= Evelyne Jobe Villines =

American disability rights advocate

Evelyne Jobe Villines (February 11, 1930 – September 30, 2017) was an American disability rights advocate and political activist who had Poliomyelitis. Villines worked for both the state of Iowa and the federal government as an advocate. The Des Moines Register called her a "nationally known spokeswoman for the disabled" in 1992.

== Early life ==
Villines was born in Siam, Iowa. She had a brother named Ronald Jobe. At the age of 3, she contracted Poliomyelitis. When she first went to school, she was sent home with a comment from the teacher who said, "I don't have time to teach a handicapped child." Her father was the mayor and her uncle the president of the school board, both of whom helped her stay in school. When she turned 9, she was placed in the Crippled Children's Hospital in Iowa City, and she remained there until she was 16 years old. At the hospital, she was punished for crying. She, and other patients in the hospital were "paraded naked in front of medical students 'as the possessors of warped and crippled bodies.'" She had 14 surgeries to improve her chances of being able to walk while she was a teenager. Villines had the lead role in her high school's opera performance, however, she was only allowed to sing from backstage and another girl played her role for the audience. As a young person, Villines said she was motivated to succeed because of her grandmother who she helped her see that she could become a leader.

== Life and career ==
Villines served for multiple committees during her career. From 1965 to 1975, she was the executive secretary of the Iowa Governor's Committee on Employment of the Handicapped.
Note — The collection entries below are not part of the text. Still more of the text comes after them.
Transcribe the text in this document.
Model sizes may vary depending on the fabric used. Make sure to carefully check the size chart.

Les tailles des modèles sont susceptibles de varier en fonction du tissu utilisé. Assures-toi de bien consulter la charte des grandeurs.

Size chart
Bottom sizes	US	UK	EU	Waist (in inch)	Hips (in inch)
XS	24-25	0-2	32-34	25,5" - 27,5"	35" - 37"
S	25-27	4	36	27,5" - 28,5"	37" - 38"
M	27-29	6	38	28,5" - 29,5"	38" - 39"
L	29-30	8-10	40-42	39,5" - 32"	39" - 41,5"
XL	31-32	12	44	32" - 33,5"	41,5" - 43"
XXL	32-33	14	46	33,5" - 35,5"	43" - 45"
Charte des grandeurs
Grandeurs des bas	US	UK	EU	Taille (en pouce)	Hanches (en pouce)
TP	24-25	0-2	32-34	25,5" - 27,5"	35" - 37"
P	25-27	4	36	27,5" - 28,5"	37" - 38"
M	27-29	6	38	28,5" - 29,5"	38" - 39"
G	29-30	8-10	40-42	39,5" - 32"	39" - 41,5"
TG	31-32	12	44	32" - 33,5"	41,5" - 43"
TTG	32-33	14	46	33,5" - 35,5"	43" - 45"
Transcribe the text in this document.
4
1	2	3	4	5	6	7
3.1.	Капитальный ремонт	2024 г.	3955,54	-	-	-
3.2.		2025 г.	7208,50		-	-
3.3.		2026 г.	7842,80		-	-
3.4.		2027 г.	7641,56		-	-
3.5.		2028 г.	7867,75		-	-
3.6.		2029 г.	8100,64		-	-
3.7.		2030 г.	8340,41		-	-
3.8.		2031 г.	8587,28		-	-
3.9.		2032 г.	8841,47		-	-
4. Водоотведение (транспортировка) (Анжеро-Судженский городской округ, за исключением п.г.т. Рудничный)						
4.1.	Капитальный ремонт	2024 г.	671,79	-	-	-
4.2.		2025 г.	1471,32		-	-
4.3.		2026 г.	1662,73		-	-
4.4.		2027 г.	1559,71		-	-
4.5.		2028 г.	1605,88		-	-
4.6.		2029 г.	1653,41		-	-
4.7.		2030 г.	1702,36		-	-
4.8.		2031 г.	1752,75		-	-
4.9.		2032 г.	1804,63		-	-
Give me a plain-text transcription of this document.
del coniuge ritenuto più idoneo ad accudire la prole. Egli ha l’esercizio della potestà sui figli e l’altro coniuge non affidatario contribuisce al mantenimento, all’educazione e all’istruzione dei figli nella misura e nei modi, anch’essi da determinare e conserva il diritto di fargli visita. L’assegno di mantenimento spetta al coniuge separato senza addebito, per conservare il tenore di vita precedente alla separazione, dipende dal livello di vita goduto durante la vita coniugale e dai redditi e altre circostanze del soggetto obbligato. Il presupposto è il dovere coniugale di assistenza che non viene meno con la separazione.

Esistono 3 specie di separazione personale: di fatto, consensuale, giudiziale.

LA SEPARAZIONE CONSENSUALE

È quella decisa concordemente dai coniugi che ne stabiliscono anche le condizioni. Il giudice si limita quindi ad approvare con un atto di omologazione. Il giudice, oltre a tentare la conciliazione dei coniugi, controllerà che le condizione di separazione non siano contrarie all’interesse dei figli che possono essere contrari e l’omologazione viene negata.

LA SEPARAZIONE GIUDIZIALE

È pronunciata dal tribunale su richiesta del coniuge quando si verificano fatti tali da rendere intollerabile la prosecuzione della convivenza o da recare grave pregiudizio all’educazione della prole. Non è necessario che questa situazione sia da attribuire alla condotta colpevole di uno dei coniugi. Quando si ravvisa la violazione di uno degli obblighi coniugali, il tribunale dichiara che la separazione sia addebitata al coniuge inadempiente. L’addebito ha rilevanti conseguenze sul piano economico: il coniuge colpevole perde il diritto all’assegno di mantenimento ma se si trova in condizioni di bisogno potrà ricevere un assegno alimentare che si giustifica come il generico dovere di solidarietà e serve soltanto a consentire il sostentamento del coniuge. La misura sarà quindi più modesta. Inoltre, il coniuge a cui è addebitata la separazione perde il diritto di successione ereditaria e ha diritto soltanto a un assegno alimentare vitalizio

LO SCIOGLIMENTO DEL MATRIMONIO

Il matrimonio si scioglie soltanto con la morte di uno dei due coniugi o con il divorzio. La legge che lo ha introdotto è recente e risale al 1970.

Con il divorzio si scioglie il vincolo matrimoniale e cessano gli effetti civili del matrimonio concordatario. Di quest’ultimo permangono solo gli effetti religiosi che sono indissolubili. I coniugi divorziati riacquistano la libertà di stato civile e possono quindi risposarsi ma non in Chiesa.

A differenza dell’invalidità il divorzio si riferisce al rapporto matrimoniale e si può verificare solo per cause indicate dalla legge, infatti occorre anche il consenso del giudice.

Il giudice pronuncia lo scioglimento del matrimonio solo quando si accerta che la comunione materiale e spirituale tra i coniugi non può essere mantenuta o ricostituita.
On the committee, she worked to educate others about what people with disabilities can do and also to work towards greater public accessibility. She was elected president of the Iowa Rehabilitation Association in 1968. In 1971, she named the chair of the women's division for the Easter Seal Campaign in Polk County. She was honored with the National Award of Gallantry from the Easter Seal Society in 1977.

She then became the Director of Development at Iowa Lutheran Hospital in Des Moines until 1979. After that, she transferred to the Easter Seals Society of Iowa, Inc. as the Director of the Client Assistance Program from until 1991. During her time at the Easter Seals Society of Iowa, Inc., she became a motivational speaker, presenting her famous "In the Name of Love" speech to various international organizations. In 1994, President Bill Clinton assigned her to be a member of the Purchase from People Who are Blind or Severely Disabled, where she remained for 5 years before being reassigned for another 5 years in 1999. She was invited by President George H. W. Bush to the signing of the Americans with Disabilities Act of 1990 to be a witness. Villines died on September 30, 2017, at the age of 87. She spent 20 years helping a non-profit organization that helps people with disabilities get jobs called SourceAmerica.

== Personal life ==
Villines had 2 daughters named Chris and Julia. Her son, Wes Ferguson, died in 2009. Villines has shared that the first time "she felt whole, not disabled" was when she held her first child in her arms after giving birth.

Villines died at Mercy Hospice in Johnston, Iowa on September 30, 2017.

== Legacy ==
Villines was inducted into the National Hall of Fame for Persons with Disabilities in 1986. In 1994, Iowa state placed her into the Iowa Women's Hall of Fame. in 1995, the National Industries for the Blind created an award in Vilines' name for excellence in the workplace. In 2000, she was recognized as the Woman of the Year by Metro Women's Network of Greater Des Moines. Also in 2000, she was awarded the Medtronic Full Life Award. The National Industries for the Blind's headquarters in Vienna, Virginia were renamed the Evelyn Jobe Villines Training Center in 2004.

For serving 20 years at SourceAmerica, the organization named an award after Villines called the Evelyne Villines Award. This award is to recognize leaders in movements.